Antonina Nenaseva, Co-Vorsitzende der linksliberalen Partei „Progresivie“, die sich 2017 gründete und erst in wenigen Kommunalparlamenten vertreten ist, kritisiert Petravica mit weiteren Argumenten. Das Sozialministerium schicke sich an, Menschen, die sich in einer unsicheren Situation befinden, noch ungeschützter zu lassen. Unter dem Bevölkerungsanteil, der vom Armutsrisiko bedroht ist, seien 2017 zu 59,5 Prozent Erwerbslose gewesen und diese Tendenz verstärke sich durch die Entscheidung der Ministerin. Nenaseva wendet sich gegen eine Politik, die Arbeit um jeden Preis fordert: „Man muss die Unterstützung für Arbeitslose sichern, damit der Mensch in dieser Zeit sich neue Kenntnisse aneignen kann und für sich einen angemessenen und hinreichend gut bezahlten Arbeitsplatz mit guten Arbeitsbedingungen findet. Die Worte der Ministerin hören sich so an, dass das Ziel nach Möglichkeit ist, Menschen schneller `heranzukriegen`, wieder zu arbeiten. Eine geringe Arbeitslosenunterstützung kann auch so beschaffen sein, dass Menschen unter schlechten Bedingungen arbeiten, weil sie fürchten, ohne Einkommen zu bleiben.“ Zudem sieht Nenaseva ähnlich wie Strautins negative Auswirkungen auf die Binnennachfrage.

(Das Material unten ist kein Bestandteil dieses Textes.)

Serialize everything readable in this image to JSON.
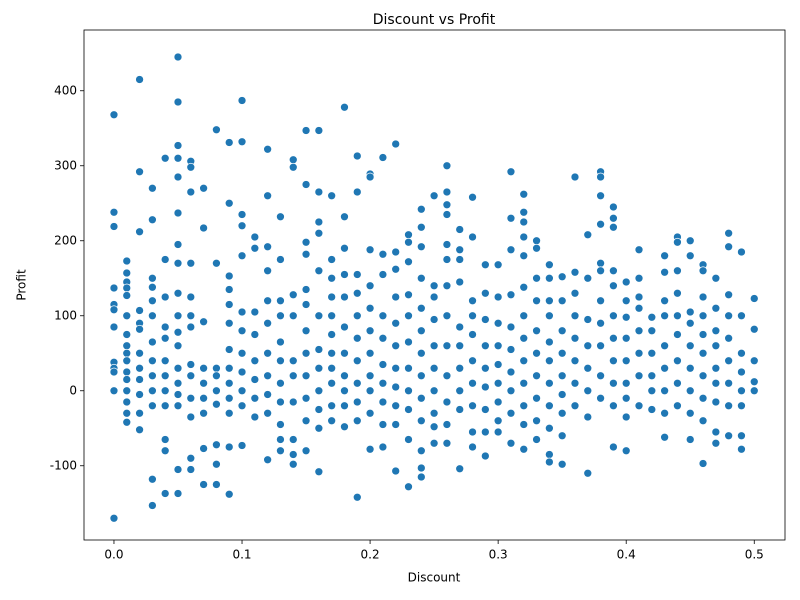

Sie warnt davor, dass sich die einst propagierte „veiksmes stasts“, die „Erfolgsgeschichte“ des ehemaligen Ministerpräsidenten und heutigen EU-Kommissars Valdis Dombrovskis, wiederholen könnte, der mit drastischen Etat-Kürzungen und Lohnsenkungen auf die Finanzkrise reagiert hatte, „weswegen Lettland mehrere hunderttausend Menschen verloren hat,“ meint Nenaseva. (progresivie.lv)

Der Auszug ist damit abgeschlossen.